Case study: Volunteering in Physical Activity and Sport
Donna Charlton-O'Malley from Birmingham City Council shares with EPALE how she and her colleagues involved older learners from the UK and Sweden in the organisation of physical activity events.
I work for Birmingham City Council – the local government authority responsible for the governance of the metropolitan district of the City of Birmingham in England. Birmingham Sport and Events is part of Birmingham City Council and our priorities are to promote health of our citizens by removing barriers to activity. Our aim is to develop high quality facilities to support national and international events as well as effectively manage the provision of leisure.
The amount of older people in the UK is significantly growing. Older people make a huge contribution to society through providing unpaid care, involvement in civic organisations and other forms of volunteering. Birmingham recognises the importance of this and the need to nurture and support older people’s input, valuing their contribution.
Grundtvig was able to provide valuable resources for us to share experiences with Sweden.
Unfortunately local Government has limited resources and our Sport and Events Service is not a statutory requirement, which means that there was no internal resource to fund this programme. Thankfully, Grundtvig was able to provide valuable resources for us to share experiences with Sweden, and provide a European event delivery environment that would incorporate some of the countries that would be involved in our events programme.
We were interested in developing a core group of volunteers that would help us in the delivery of the UCI BMX Championship in 2012. We were looking for ways of giving volunteers new experiences and opportunities to see how events were managed and delivered to support their future involvement in event management.
We advertised for volunteers from our existing event volunteers and asked them to submit an expression on interest if they wanted to be part of the project. Those who seemed suitable had an informal two-way interview where both parties could discuss the requirements and involvement in the programme. After that all successful participants undertook a full induction programme including: information about the organisation, where they will be based, the role they will be fulfilling and their tasks, and who their supervisor will be. All participants also had support via informal meetings and on-site peer-to-peer support.

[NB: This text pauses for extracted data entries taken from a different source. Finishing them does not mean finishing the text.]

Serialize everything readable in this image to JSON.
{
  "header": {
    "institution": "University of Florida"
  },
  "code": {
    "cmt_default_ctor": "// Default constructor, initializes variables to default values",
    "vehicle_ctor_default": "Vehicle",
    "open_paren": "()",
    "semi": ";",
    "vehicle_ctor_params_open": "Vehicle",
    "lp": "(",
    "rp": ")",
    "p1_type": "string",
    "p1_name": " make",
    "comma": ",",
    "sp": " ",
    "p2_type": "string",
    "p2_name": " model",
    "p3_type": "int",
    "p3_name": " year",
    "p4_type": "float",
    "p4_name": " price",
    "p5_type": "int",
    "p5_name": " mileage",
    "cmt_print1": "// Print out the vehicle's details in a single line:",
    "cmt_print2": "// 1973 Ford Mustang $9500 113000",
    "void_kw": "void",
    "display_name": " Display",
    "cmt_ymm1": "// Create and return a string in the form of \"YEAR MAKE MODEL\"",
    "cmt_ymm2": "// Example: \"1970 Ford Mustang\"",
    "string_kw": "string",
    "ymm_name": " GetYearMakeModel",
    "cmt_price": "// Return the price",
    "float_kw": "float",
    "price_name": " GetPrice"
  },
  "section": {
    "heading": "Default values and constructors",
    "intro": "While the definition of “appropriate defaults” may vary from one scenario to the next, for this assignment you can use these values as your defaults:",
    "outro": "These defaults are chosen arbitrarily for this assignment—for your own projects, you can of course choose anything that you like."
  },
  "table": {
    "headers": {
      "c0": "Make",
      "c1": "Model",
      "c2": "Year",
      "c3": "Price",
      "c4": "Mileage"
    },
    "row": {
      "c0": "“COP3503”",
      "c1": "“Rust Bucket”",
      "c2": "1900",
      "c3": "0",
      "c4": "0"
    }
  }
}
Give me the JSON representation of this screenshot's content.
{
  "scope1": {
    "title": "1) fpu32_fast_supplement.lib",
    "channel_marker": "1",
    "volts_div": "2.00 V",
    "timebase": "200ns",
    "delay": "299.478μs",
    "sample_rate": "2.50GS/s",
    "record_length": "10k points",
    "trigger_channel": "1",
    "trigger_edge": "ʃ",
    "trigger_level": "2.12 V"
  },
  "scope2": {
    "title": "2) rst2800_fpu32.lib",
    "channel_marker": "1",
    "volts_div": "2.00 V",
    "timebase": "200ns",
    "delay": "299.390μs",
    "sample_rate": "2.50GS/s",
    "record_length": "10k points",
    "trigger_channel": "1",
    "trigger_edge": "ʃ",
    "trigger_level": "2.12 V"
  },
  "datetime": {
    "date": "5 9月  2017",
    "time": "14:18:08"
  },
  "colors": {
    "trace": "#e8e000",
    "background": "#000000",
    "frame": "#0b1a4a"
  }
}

Volunteers from Sweden were partnered with a team of volunteers from Birmingham to support activities at the UCI BMX Championships. Their various roles and activities included stewarding and marshalling, administration support, logistical support and customer service. These activities were performed at the event venue, National Indoor Arena, Birmingham. The volunteers worked with event organisers (that were part of an international team) as well as local organisers and local volunteers.
There was also an opportunity for the volunteers to sample a range of activities outside of the event. They attended sightseeing and cultural activities (linked to the Olympics 2012) as well as voluntary activities conducted by their Birmingham volunteer colleagues. This provided a balanced approach to their programme of activities.
The participants really enjoyed their involved in this project and the organised events. Apart from all the practical skills learnt, they really appreciated the soft skills they gained such as improving their language, ICT skills, their confidence and knowledge about Sweden and its culture. The UK volunteers were particularly impressed by the warm welcome they received in Sweden. Swedish volunteers were also incredibly happy with their visit in the UK: they were personally greeted by the Lord Mayor of Birmingham, and were taken on a tour to several civic buildings as well as a football game. The older volunteers also learnt a lot about the similarities and differences between event management at high profile sporting event in the UK and Sweden.
The personal relationships participants have developed shouldn’t be overlooked
When it comes to cooperating with international partners, we have definitely seen the benefits of working with European counterparts successfully and this has influenced our future working practice.
An outcome that shouldn’t be overlooked is the personal relationships participants have developed and the fact that they meet outside the programme for different activities such as golf, and they all keep in touch on social media.
I think that the way that both sets of volunteers started as strangers and have become good friends is a cherished memory from that project. They have all grown in confidence, understanding and skills. The UK volunteers have lasting memories of sharing a car and meeting Benny Anderrson from ABBA, and watching a Bandy match in Gothenburg. They also acknowledged how friendly and sociable the local Swedish community were. Strangers would approach them recognising them from pictures in the local paper and welcome them to Sweden.
We would like to extend our thanks to Sweden for supporting the project and making it a success.